BUSINESS

'Rising commodity price is a big worry'

By Reena Zachariah & Rajesh Abraham in Mumbai
March 29, 2008 13:53 IST

N M Rothschild has been at the centre of global financial markets for over 200 years. Rothschild, which ranks among the world's largest privately owned banks, sees tremendous opportunity in small and mid-cap segment in India.

Richard Heald, Vice-Chairman and Amitabh Malhotra, Director of Rothschild spoke to Reena Zachariah and Rajesh Abraham about the volatile market, its implications and how this is an opportunity for Rothschild in India. Rothschild's independent and objective advice to the clients is as important in these challenging times as during a bull phase.

The markets are choppy. Do you think the meltdown will continue for some more time?

Heald: Markets are extremely volatile. There is clearly a tightening of liquidity in the international markets. The liquidity situation and the uncertainty in the financial services sector are having an impact on the ability of banks to fund acquisitions.

People will look at transactions in far greater detail than anytime in the past. There will also be an impact on the cost of capital. Such issues are common throughout the world.

How is this situation panning out in India?

Heald: The situation in India is less difficult because domestic banks are isolated or less affected by these problems.

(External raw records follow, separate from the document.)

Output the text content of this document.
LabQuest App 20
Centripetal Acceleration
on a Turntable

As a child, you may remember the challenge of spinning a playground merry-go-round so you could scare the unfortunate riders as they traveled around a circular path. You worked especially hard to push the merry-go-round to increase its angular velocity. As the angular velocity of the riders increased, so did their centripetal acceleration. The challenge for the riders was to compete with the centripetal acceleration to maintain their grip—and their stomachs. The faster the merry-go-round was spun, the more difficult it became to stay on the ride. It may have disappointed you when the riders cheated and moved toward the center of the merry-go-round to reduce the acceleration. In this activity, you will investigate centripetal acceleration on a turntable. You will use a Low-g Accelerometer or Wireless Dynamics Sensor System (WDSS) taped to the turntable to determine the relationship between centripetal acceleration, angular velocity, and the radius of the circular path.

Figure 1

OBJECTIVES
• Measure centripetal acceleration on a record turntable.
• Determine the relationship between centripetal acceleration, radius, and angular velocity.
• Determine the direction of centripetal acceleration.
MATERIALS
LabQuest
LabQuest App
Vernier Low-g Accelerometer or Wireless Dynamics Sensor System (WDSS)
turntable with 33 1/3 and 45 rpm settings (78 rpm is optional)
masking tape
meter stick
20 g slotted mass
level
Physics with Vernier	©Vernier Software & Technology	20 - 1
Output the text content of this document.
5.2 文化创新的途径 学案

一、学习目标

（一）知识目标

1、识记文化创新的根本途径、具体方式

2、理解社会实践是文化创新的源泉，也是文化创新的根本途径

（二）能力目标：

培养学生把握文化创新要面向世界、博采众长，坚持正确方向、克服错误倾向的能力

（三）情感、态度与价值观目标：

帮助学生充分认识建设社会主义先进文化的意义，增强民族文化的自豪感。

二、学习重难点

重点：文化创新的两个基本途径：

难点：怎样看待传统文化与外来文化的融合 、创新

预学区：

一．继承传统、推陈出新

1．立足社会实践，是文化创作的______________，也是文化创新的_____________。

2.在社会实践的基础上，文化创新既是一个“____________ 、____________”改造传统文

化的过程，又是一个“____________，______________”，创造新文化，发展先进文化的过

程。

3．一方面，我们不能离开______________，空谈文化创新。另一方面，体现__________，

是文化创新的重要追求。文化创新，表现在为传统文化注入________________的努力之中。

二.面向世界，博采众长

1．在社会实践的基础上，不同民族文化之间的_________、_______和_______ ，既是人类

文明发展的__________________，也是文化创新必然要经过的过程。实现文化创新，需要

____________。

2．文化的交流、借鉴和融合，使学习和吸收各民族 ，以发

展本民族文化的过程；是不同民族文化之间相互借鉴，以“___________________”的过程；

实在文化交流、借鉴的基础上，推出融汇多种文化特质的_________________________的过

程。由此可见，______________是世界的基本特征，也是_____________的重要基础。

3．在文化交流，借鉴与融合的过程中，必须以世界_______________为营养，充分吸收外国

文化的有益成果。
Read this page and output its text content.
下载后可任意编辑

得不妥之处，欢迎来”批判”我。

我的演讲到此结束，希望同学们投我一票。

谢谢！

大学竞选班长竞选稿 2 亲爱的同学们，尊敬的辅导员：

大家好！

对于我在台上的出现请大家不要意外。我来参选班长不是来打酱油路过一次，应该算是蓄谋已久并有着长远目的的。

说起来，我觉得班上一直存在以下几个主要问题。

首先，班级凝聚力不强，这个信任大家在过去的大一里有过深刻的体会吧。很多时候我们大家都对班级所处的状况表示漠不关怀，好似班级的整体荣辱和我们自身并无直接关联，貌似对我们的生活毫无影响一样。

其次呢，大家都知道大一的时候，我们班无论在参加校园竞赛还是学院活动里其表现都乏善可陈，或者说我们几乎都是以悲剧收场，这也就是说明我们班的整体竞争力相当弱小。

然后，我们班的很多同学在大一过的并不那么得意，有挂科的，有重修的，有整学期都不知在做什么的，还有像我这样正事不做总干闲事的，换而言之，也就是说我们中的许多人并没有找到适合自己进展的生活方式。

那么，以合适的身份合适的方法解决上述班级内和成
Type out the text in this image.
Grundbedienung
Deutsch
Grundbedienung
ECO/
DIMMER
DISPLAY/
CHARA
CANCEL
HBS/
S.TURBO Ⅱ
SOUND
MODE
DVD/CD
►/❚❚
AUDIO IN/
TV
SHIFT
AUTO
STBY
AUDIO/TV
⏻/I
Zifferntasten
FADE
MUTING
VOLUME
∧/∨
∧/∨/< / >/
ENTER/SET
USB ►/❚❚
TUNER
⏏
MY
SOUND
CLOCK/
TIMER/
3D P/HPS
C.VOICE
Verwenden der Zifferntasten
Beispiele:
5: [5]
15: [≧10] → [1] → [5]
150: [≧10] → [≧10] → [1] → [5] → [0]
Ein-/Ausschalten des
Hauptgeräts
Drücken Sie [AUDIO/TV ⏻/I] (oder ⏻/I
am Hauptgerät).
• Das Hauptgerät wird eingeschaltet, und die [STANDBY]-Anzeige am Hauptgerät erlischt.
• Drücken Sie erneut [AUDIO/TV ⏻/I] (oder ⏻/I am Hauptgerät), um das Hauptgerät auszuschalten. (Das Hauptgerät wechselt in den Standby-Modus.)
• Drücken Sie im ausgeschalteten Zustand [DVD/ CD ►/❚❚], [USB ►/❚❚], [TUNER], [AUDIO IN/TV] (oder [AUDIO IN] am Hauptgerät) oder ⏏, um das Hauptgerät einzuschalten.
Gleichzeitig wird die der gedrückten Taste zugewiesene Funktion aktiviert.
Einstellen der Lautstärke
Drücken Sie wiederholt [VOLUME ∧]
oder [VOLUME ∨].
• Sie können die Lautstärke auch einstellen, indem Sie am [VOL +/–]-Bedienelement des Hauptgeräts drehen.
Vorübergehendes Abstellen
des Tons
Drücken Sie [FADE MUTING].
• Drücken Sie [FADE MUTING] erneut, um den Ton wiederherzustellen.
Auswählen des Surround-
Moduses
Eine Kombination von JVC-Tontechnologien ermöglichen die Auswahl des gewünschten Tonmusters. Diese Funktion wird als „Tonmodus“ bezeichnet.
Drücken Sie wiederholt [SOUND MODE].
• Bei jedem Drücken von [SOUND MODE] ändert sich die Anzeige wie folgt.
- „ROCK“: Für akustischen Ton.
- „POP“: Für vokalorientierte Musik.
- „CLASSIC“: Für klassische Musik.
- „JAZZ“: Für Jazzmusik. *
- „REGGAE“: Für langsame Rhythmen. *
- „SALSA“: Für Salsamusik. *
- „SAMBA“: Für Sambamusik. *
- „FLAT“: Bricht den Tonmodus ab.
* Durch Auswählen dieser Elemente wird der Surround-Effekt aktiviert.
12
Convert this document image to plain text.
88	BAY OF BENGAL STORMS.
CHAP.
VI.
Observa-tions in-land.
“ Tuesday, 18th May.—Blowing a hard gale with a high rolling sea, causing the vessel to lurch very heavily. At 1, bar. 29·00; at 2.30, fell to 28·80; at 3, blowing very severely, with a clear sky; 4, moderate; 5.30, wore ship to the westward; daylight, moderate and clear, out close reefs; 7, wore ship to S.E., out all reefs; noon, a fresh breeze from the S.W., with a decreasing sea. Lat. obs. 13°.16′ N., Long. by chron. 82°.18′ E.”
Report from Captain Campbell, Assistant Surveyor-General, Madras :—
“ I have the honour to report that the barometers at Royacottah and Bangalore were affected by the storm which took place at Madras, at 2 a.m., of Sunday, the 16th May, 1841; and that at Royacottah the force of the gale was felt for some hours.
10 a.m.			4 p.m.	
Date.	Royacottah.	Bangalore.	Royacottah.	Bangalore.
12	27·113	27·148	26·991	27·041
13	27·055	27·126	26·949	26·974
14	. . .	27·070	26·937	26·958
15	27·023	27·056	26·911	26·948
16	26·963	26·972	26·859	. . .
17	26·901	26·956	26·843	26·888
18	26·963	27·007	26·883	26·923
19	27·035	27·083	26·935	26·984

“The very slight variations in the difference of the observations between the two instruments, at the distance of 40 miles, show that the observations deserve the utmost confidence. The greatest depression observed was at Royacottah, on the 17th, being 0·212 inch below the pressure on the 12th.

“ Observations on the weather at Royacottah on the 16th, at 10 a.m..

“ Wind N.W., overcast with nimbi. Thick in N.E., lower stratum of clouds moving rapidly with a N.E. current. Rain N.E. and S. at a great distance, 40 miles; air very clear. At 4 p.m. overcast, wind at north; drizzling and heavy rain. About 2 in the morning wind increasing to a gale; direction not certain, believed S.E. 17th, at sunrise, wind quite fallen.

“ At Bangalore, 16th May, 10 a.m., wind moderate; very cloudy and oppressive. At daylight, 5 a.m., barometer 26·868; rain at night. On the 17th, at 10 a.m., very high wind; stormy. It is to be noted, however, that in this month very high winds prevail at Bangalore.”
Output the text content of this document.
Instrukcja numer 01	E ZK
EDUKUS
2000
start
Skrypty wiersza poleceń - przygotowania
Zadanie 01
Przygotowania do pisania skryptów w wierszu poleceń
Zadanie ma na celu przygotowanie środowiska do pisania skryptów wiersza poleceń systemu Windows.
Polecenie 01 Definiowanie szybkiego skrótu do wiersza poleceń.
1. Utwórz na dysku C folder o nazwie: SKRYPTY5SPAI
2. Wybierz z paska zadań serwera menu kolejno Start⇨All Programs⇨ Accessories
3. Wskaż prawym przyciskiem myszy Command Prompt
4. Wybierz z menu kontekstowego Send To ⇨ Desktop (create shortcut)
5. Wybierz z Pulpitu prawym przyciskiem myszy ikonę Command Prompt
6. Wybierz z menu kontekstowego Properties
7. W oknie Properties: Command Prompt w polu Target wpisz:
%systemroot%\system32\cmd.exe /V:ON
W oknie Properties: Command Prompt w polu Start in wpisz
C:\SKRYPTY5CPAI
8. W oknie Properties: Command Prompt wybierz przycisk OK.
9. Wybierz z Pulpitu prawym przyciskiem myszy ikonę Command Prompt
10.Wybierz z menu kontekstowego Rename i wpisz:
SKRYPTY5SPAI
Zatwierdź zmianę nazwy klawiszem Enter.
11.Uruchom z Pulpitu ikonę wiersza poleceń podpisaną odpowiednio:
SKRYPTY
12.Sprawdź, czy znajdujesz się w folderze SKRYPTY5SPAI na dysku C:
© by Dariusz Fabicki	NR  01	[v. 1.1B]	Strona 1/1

Nevertheless, as the Finance Minister said on Monday, there was no financial decoupling. Therefore, problems in the US, Europe and Asia, to a certain extent, clearly have an impact in India.

Are IPO deals being affected by the ongoing market correction?

Heald: Corporates should be open to all financing options. Investors in general want to invest in cash generating assets and commodities rather than blue-sky projects. In the Indian context, private equity funds have surplus liquidity and have shown an increasing willingness to invest in equities.

One would thus expect the companies with delayed IPOs to tap the private equity investors by way of pre-IPOs/PIPEs. It may be better for some of these companies to go directly to private equity investors, generate cash flows and then to go public.

Is private equity an ideal arrangement? Can you give us some examples?

Heald: Allcargo Global Logistics and Havells India are two examples. These companies were looking at the qualified institutional placement route, but the market volatility compelled them to raise funds from private equity investors.

Cairn India did a $625 million placement on Monday. It was a quick and simple transaction. There is liquidity in the private equity market. Private equity investors put money into companies which meet their investment criteria. Moreover, they are willing to take minority positions and are capable of arriving at quick decisions.

What is your view on valuations? What is the feedback from corporates?

Amitabh: Valuations are not merely the function of entry valuations. Private equity investors look at valuations over a period of time as they do not buy and sell on a flip basis. A typical private equity fund's life is 7+ years and the exit timeframe is generally 3-5 years.

You need to see valuations on a historical five-ten year trend basis, through the crests and troughs. When investors exit, they need to know the end of the cycle they are likely to catch and the entry valuations.

What is your take on interest rates and inflation?

Heald: Rising commodity prices are worrisome. The inflationary pressures are a concern. However I'm extremely bullish about the Indian economy, both in relative and absolute terms.